David Le Breton (1953), autor de Caminar la vida. La interminable geografía del caminante y de Elogio del caminar, es un antropólogo y sociólogo francés, que se ha ocupado de estudiar el fenómeno del caminar y del paseo, y su impacto antropológico en el cuerpo del hombre contemporáneo. Para Le Breton, caminar sana, y es un remedio para combatir la melancolía y la tristeza de una separación. Prefiere hablar, más que de resiliencia, de resistencia, pues para él: “caminar es resistir”. Caminar es una práctica tan antigua como curativa. Es una manera de poner a dialogar el cuerpo con la naturaleza y de colocarlo al ritmo del tiempo: una terapia física y mental que sirve para combatir la epidemia del sedentarismo y la adicción a la tecnología. En el ritual de caminar hay una antropología del cuerpo y una filosofía de la naturaleza.

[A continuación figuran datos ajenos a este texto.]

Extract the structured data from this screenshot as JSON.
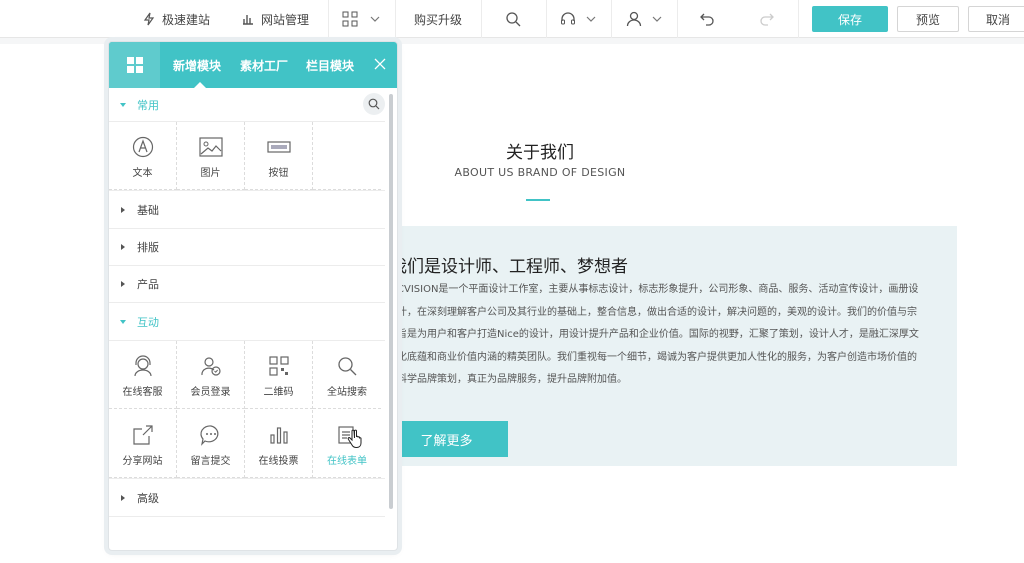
{
  "topbar": {
    "quick_build": "极速建站",
    "site_manage": "网站管理",
    "upgrade": "购买升级",
    "save": "保存",
    "preview": "预览",
    "cancel": "取消"
  },
  "page": {
    "title": "关于我们",
    "subtitle": "ABOUT US BRAND OF DESIGN",
    "heading": "我们是设计师、工程师、梦想者",
    "paragraph": "CVISION是一个平面设计工作室，主要从事标志设计，标志形象提升，公司形象、商品、服务、活动宣传设计，画册设计，在深刻理解客户公司及其行业的基础上，整合信息，做出合适的设计，解决问题的，美观的设计。我们的价值与宗旨是为用户和客户打造Nice的设计，用设计提升产品和企业价值。国际的视野，汇聚了策划，设计人才，是融汇深厚文化底蕴和商业价值内涵的精英团队。我们重视每一个细节，竭诚为客户提供更加人性化的服务，为客户创造市场价值的科学品牌策划，真正为品牌服务，提升品牌附加值。",
    "more_button": "了解更多"
  },
  "panel": {
    "tabs": [
      "新增模块",
      "素材工厂",
      "栏目模块"
    ],
    "categories": {
      "common": "常用",
      "basic": "基础",
      "layout": "排版",
      "product": "产品",
      "interactive": "互动",
      "advanced": "高级"
    },
    "common_items": [
      {
        "label": "文本",
        "icon": "text-icon"
      },
      {
        "label": "图片",
        "icon": "image-icon"
      },
      {
        "label": "按钮",
        "icon": "button-icon"
      }
    ],
    "interactive_items": [
      {
        "label": "在线客服",
        "icon": "customer-service-icon"
      },
      {
        "label": "会员登录",
        "icon": "member-login-icon"
      },
      {
        "label": "二维码",
        "icon": "qrcode-icon"
      },
      {
        "label": "全站搜索",
        "icon": "site-search-icon"
      },
      {
        "label": "分享网站",
        "icon": "share-icon"
      },
      {
        "label": "留言提交",
        "icon": "message-icon"
      },
      {
        "label": "在线投票",
        "icon": "vote-icon"
      },
      {
        "label": "在线表单",
        "icon": "form-icon"
      }
    ]
  },
  "colors": {
    "accent": "#41c3c6",
    "box_bg": "#e9f2f4"
  }
}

El acto de caminar a la intemperie se opone a la casa, a la vida hogareña. Implica salir del lecho y de la residencia. El caminante elige el camino, y sus pasos al aire libre rompen la idea del reposo del cuerpo dormido: por la noche, en la siesta o en duermevela. El caminante es pues el ser con domicilio, que sale y retorna, divaga y regresa al punto de partida. Inscribe, con sus pasos y sus deseos, su voluntad y su sueño, las horas de reposo y de calma, el cambio del cuerpo horizontal al cuerpo vertical: de lo yacente a lo erguido. La abulia de la quietud, a menudo, se transforma en retiro momentáneo, que nos expulsa a un tiempo: al tiempo de la inmovilidad del espíritu. La mente despierta en medio del camino se despereza y adopta los pasos de la voluntad y del deseo. El caminante es un hombre ensimismado, que monologa, contempla su entorno, disfruta los instantes, evoca lo vivido, mientras camina, con pasos firmes, mide la travesía del espacio y deja que pase el tiempo. La duración de su tránsito se evapora y se disipa a lo largo y ancho del camino. El tiempo de los pasos se ralentiza y mide la sombra del sol o la luz de la luna. El reloj psicológico. El tiempo mental. El tiempo de la naturaleza lo persigue y define la antropología de su cuerpo.